Mohanty and Goel’s Ravanayan follows this tradition. In addition to stunning illustrations (seriously, check out Goel’s pictures of Brahma, a creator who contains galaxies), their books offer deep psychological insight, especially in their explanations for Ravana’s seemingly irrational behavior. In their telling, Ravana is perfectly aware of the pain that he is causing, but he believes that the only way to save the world is by sacrificing himself and those he loves.
Goel often depicts Ravana alone, repulsed by the suffering that he himself must cause in pursuit of greater good.

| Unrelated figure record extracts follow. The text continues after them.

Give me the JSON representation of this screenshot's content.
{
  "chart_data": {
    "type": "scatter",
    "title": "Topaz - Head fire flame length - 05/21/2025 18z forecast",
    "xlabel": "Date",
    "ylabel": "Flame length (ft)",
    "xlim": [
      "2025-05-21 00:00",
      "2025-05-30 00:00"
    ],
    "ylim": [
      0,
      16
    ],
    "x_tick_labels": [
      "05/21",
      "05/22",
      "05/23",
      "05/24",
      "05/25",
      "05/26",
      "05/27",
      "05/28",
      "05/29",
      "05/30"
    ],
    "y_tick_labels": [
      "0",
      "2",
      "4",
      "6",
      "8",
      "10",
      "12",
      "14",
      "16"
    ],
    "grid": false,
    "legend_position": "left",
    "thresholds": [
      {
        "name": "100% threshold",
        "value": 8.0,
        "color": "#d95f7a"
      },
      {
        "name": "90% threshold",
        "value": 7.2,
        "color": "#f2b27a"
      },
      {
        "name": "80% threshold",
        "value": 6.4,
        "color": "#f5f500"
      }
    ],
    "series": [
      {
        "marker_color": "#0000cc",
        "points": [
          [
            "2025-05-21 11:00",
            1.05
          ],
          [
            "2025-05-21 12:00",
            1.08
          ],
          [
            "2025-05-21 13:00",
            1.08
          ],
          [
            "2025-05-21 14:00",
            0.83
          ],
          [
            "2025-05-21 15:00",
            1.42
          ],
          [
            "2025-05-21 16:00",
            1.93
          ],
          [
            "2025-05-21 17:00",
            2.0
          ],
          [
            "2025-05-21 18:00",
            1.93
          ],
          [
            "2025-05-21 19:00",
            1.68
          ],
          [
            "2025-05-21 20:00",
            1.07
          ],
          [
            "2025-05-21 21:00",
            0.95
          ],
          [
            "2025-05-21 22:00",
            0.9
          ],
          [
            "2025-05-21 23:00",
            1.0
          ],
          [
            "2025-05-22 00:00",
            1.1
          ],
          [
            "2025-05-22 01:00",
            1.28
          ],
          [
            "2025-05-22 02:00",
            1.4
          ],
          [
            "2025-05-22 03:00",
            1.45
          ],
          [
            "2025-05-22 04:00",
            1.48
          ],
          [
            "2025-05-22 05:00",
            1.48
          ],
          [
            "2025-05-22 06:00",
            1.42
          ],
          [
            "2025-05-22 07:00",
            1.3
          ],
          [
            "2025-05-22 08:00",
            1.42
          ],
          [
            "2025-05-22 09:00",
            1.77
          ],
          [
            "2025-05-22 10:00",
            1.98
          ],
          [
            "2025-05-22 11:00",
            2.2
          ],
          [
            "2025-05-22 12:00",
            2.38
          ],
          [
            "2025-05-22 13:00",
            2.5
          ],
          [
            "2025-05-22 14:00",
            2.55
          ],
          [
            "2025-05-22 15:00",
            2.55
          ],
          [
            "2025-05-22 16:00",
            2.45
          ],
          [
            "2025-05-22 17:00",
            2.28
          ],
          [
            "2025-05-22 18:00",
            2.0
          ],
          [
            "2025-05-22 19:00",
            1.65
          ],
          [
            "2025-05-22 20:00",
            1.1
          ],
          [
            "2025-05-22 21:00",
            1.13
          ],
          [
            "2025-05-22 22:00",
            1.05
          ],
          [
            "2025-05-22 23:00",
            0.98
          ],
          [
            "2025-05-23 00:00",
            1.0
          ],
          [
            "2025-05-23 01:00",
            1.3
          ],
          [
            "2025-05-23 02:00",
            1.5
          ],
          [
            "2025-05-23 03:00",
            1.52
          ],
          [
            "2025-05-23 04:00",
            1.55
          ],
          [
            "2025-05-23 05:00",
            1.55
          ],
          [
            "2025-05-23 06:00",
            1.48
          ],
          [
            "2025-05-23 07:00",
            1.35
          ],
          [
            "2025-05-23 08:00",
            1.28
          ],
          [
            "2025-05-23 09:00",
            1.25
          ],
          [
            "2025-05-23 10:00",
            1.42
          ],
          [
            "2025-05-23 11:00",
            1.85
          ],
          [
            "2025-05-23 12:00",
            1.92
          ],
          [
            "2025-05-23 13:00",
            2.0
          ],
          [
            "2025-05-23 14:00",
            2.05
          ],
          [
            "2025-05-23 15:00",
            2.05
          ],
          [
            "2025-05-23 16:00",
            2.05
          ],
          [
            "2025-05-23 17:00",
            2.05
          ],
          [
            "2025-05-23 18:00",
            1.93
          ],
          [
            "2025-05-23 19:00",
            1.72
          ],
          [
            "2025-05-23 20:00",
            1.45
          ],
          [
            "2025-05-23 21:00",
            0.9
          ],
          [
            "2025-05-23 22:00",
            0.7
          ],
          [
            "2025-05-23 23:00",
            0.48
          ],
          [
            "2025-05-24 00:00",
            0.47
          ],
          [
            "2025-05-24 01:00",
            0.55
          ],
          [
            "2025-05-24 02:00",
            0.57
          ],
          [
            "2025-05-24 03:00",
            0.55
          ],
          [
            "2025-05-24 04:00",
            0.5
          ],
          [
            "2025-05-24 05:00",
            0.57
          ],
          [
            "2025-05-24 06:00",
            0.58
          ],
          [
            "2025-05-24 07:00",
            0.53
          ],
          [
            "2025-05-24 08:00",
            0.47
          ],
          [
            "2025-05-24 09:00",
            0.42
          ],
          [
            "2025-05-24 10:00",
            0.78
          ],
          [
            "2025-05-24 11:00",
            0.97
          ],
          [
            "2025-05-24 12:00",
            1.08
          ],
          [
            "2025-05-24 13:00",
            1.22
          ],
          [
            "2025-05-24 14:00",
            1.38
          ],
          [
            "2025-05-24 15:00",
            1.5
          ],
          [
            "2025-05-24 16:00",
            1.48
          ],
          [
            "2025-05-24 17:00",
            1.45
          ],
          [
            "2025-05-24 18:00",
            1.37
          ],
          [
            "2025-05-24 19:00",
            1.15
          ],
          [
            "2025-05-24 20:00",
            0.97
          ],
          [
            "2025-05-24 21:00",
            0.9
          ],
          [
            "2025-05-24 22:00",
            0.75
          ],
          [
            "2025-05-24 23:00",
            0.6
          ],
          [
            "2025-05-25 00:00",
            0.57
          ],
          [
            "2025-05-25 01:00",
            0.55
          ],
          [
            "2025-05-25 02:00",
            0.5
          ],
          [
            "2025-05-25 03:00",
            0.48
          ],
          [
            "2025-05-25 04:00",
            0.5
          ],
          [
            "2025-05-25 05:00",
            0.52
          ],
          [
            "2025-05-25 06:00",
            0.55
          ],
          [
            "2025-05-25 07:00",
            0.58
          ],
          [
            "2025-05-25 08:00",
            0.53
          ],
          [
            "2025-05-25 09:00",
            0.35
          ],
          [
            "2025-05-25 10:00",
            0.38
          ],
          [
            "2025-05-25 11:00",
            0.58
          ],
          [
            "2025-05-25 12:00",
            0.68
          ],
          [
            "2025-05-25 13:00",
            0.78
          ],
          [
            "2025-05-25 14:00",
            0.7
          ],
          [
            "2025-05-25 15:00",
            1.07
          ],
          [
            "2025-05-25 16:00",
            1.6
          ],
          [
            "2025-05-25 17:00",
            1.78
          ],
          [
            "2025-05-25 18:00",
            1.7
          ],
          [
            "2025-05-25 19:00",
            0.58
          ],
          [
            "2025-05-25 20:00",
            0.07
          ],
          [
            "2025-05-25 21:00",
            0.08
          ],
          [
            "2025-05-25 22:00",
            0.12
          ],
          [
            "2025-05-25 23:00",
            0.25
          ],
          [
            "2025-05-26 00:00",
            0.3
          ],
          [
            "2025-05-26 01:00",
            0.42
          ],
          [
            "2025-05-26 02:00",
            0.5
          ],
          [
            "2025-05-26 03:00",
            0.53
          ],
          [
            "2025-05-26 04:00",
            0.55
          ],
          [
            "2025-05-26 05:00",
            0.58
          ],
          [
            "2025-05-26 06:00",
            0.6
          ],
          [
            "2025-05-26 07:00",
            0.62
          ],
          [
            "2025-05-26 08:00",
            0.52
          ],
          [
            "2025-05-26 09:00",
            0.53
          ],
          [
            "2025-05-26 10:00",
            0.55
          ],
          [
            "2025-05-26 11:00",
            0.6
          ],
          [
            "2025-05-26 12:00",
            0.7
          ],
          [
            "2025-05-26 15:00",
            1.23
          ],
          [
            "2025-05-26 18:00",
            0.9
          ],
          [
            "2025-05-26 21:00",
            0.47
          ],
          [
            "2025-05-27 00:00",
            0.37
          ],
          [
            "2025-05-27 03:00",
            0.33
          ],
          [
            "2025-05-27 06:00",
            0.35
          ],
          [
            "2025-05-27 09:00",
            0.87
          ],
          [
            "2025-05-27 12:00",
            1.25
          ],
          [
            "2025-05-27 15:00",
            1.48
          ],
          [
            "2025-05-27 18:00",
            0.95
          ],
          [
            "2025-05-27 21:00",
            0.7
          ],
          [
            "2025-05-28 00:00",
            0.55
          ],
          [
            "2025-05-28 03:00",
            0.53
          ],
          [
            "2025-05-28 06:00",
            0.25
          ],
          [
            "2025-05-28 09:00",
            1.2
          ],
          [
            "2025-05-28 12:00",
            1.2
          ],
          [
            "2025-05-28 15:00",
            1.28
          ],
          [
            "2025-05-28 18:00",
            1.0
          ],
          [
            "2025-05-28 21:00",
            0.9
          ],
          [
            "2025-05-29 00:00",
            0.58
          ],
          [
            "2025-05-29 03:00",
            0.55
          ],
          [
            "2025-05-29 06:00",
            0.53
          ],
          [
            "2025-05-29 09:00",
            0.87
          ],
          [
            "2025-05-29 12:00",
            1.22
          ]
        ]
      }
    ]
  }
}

Precisely because Mohanty and Goel do such an excellent job depicting other portions of the Ramayana, I was disappointed that their series skips the Shoorpanakha episode. In this scene, an adventurous woman is traveling alone when she meets Rama and his brother. The two are so gorgeous and charming that she feels smitten and begins to flirt. The brothers tease her briefly … then mutilate her face by hacking off her nose and ears, a standard punishment for sexual impropriety.
As it happens, the woman whom Rama and his brother have abused is Ravana’s sister. Shoorpanakha returns to her brother’s kingdom to show Ravana what was done to her. Only then does Ravana decide to kidnap Rama’s spouse, hoping to punish the brothers for assaulting his sister.
In ancient India, it was unacceptable for a woman to travel alone. Much worse, Shoorpanakha felt infatuated and attempted to act upon her desires. Female desire was seen as inherently dangerous; Rama and his brother could been seen as exemplary men despite this assault because Shoorpanakha deserved to have her face sliced open.
Although Mohanty and Goel don’t show Rama and his brother disfiguring Shoorpanakha, her depiction in the first volume of their series is decidedly unsympathetic. She is described as “wildness itself, chasing after anything that moved.” When she and her siblings find an injured jungle cat, her younger brother says they should nurse it back to health; she wants to eat it.
And then, as part of his plan to sacrifice himself for the sake of the story, Ravana murders Shoorpanakha’s husband in order to send her mad with grief. Because no sane woman would be so bold, possessed of such unnatural appetites, as to want to seduce the beautiful, charming, divine men she meets while traveling.
The Ramayana is thousands of years old. It’s unreasonable to expect ancient stories to mirror contemporary sensibilities. We know now, obviously, that many people whose cells contain two x chromosomes enjoy travel, adventure, and sex. They shouldn’t be judged for their desire. And certainly not assaulted in retribution for it, as Shoorpanakha was.
Except that … they are. The New York Times recently ran an article on some of the women who have been attacked while (and quite possibly for) traveling alone.
Women are still punished for their appetites. For perfectly acceptable behavior, things that would seem strange for men to fear.
If the world were different, I probably wouldn’t fault Mohanty and Goel for their depiction of Shoorpanakha. After all, they’re working with ancient source material. The original audience for the Ramayana would have shared a prejudice against adventuresome women.
But, until our world gets better, I feel wary of art that promotes those same prejudices.
A beautiful comic book could change the way kids think about the world. In The Ravanayan, Mohanty and Goel push readers to feel empathy even for a story’s traditional villain. I just wish they’d done more. Our world still isn’t safe for women. Shoorpanakha, too, has a story that deserves to be heard.